The campaign first launched in 2012 and is dedicated to raising awareness of cyber resilience and how individuals and businesses across the country can best protect themselves against cybercrime.
Cybercrime cost the national economy; it costs organisations time, money, reputation, confidence, and customers. This year, in the South East region alone, cyber crimes reported to Action Fraud have amounted in total losses of £376,000.
To support Cyber Security Awareness Month, The Cyber Resilience Centre for the South East (SECRC) and the wider CRC network will be releasing a number of helpful resources and guidance materials that follow #CyberSecMonth’s two themes which are Phishing and Ransomware.
This follows a recent Government survey, where it was revealed that of the 39% of UK businesses who identified an attack, the most common type was phishing attempts (83%). Phishing attempts occur when hackers attempt to steal data from an individual or organisation that receives a fraudulent email, text message, or phone call.

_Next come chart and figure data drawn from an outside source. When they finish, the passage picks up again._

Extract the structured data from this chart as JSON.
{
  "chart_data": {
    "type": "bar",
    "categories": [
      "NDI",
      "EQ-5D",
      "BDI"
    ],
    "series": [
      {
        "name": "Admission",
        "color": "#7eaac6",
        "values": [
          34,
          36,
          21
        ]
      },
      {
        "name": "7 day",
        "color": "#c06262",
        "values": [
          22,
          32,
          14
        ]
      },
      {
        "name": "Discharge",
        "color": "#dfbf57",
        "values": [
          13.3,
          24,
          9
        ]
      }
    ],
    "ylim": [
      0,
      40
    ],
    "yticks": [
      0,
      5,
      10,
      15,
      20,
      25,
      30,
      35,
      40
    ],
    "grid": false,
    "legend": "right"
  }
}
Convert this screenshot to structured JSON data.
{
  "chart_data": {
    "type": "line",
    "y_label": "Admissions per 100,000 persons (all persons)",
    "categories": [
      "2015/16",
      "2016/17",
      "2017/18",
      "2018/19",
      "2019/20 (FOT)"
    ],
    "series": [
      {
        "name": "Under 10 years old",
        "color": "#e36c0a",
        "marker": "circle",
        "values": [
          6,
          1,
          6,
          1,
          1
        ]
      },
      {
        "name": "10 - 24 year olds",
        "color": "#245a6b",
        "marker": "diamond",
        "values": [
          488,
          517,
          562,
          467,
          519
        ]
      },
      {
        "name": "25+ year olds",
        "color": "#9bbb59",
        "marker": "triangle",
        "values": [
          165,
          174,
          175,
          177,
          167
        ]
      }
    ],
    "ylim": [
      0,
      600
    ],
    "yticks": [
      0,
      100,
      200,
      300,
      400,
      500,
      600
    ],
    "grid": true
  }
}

Detective Superintendent Andy Richardson, Director of The Cyber Resilience Centre for the South East and lead for the Cyber and Economic Crime within South East Regional Organised Crime Unit, said:
“During my policing career, I’ve unfortunately experienced first-hand the devastating effects that cybercrime can have on businesses and charities, regardless of their size, annual turnover or the sector in which they are from.
“Cyber-attacks have the ability to completely destroy businesses and charities. With particular charities, cyber-attacks can lead to victims’ lives being put at stake. I appreciate that this is frightening to hear, but it’s the ugly truth behind cybercrime.
“The good news is that through our free membership and campaigns such as Cyber Security Awareness Month, we are able to raise awareness of the very basic steps that little or large businesses and charities can take to secure themselves. It really can be as simple as turning on certain settings on your devices, which form a key much like you would use to lock your front door.”
Nick Bell, Detective Superintendent and CEO of NCRCG and National Policing Director for the CRCs, said:
“At NCRCG we are very much looking forward to the upcoming Cyber Security Awareness Month. It promises to highlight the vital importance of building our nation’s cyber resilience, as well as the significant work our CRC network and National Ambassadors are doing to support this drive.
“Likewise, we hope that the initiative will showcase – both nationally and globally – how seriously those with a responsibility for tackling cybercrime in the UK are taking the issue. It is something that is being prioritised by police, the government and our country’s largest organisations so that together, we can ensure the UK remains an attractive and safe place to work and invest in.”